Both Chevron's experience and that of the industry in general' indicated susceptibility to lining leakage and the phenomenon known as stress corrosion cracking (SCC) resulting from concentrated process fluid leaking behind the lining panels.

Recent cracks had been discovered in samples from a Chevron refinery vessel in similar service.

For this reason, the strip lining was applied at Sacroc's NSGP with the express intent of its being temporary (less than or equal to 2 years' duration) to a continuing corrosion problem.

Later tests from both NSGP and the small panels installed in one of the Sacroc-Sun absorbers in early 1988 confirmed the beginnings of detectable cracking of the base material.

The latter case (Sacroc-Sun plant) was determined at the time of preparation for the first column overlay, thus confirming the need to alter methods of repair.


At this point, reexamination of the alternatives indicated that in situ weld overlay of the existing vessels with a continuously fused layer of stainless steel was the most attractive option both in terms of cost and schedule.

Several major obstacles had to be overcome, however, before attempting this project because vessels of this size (including all nozzles) had never been entirely overlaid in the field before, particularly under conditions such as those which would exist during this project.

As mentioned previously, the Sacroc-Sun CO2 plant consists of two identical process trains which operate in parallel to remove 52 MMscfd Of CO2. These process trains are physically located adjacent to each other and share a common main pipe rack.

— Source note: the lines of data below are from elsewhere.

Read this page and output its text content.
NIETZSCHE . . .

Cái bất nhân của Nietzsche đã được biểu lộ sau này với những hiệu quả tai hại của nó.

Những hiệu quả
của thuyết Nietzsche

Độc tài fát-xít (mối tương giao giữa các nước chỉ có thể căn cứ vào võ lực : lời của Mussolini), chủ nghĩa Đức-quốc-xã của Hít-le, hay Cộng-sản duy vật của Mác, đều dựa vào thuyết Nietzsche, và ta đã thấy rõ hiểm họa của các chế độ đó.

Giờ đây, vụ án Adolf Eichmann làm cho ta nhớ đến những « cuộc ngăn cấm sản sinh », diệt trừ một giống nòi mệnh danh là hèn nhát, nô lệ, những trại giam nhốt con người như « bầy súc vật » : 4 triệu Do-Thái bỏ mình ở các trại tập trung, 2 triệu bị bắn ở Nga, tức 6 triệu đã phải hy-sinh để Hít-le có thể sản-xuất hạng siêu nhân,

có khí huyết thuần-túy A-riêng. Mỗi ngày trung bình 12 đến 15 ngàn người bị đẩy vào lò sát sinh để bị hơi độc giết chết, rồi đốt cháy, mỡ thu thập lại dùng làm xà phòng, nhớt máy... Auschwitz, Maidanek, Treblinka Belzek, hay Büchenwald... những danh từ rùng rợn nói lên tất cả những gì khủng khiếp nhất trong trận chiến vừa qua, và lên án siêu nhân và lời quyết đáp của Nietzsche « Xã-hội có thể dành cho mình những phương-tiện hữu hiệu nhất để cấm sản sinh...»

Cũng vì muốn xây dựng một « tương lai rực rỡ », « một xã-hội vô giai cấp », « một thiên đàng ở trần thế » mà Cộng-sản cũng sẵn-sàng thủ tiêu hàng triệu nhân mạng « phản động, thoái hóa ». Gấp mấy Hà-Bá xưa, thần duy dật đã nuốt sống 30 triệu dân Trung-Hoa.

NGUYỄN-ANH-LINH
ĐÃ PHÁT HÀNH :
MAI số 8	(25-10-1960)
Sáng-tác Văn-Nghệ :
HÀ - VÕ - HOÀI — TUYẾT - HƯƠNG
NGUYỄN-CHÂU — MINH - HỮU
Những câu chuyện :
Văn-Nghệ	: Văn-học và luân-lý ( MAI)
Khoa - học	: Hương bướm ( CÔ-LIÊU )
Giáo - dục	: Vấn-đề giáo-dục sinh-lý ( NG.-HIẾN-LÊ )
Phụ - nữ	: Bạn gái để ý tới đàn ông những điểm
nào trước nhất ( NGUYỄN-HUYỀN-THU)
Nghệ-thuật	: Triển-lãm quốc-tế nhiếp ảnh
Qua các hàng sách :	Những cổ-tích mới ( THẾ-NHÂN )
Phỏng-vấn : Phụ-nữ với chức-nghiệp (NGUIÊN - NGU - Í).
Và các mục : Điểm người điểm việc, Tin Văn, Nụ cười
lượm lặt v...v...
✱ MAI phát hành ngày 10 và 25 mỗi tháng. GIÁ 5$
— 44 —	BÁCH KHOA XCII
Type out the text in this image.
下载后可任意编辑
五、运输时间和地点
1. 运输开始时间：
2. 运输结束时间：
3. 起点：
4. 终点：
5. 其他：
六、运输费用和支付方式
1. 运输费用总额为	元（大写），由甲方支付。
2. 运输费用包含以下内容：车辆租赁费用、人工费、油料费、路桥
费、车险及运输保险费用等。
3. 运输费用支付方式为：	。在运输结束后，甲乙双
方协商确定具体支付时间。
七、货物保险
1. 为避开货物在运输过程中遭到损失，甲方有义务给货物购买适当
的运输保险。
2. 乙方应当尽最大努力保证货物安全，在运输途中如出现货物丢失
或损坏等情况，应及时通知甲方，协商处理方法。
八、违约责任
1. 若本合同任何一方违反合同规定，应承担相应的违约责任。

The absorber column vessels themselves are separated by a distance of only 7 ft. The proximity of the active absorber vessel processing high-pressure (500 psig) natural gas to the inactive absorber in which arc-gouging and welding would be taking place for approximately 2 months posed some very serious safety considerations.

However, after investigation of the weld-overlay process, supported by technical presentations by several contractors qualified to perform the operation, it was determined that such an endeavor would be feasible from both technical and safety standpoints. In addition, engineering estimates from several overlay contractors indicated that the cost of weld overlay was the most economically viable option of all considered.

At this point (February 1988), an appropriation was written to request a scope change and adjustment to funds required for weld overlay of the absorber columns.


  1. Kloff, S.W. "Corrosion of a CO2 Absorber Tower," Plant/Operation Progress, Vol. 5, No. 2 (April 1986), pp. 65-72.